Fantastic! There was a huge, beautiful queen in the 'queenless' hive. She was obviously mated, as I saw brood and eggs before I saw her. The hive is weaker than my nuc's, but I'm sure it will grow fast now!
I moved the
big nuc into a newly painted Abelo hive. They were a bit grumpy; failing to understand that I was moving them from a grotty apartment into a luxury house!
I managed to find my donor-queen and get her in the Nicot box. Her subjects got a bit stressed, but all was well when I got the hive back together. A very successful day!
My intention this year is to create a queen-less hive from my 'super-hive,'
specifically for this job. Last year I never got the system to work. I think it was too late in the season and my two donor hives suddenly produced their own queens. This was despite rigorous checking. I have to be
totally certain that there are no Q-cell's, or queens hiding this time!

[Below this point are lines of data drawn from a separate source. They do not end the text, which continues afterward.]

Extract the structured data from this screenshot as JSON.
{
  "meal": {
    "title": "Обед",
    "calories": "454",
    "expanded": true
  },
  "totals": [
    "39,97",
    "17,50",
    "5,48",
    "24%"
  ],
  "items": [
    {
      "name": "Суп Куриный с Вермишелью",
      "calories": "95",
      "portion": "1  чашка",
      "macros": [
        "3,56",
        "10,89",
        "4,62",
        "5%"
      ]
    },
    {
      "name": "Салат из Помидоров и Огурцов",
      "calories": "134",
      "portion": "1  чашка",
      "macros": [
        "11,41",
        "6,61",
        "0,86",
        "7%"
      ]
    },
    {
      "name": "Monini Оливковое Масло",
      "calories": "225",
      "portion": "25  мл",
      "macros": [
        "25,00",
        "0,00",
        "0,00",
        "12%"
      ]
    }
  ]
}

I will remove the top BB of the super-hive, shake the frames onto the bottom BB, add a queen-excluder, put the top BB back and put the roof on. The original queen will be in the bottom BB. An hour later, I will remove the top BB and roof, then put it on a new base, away from the original hive. Hopefully I will have a frame with primed queen- cups to add as well by then! I will shut the new hive down for a day, so they re-orientate. Then the fun should begin!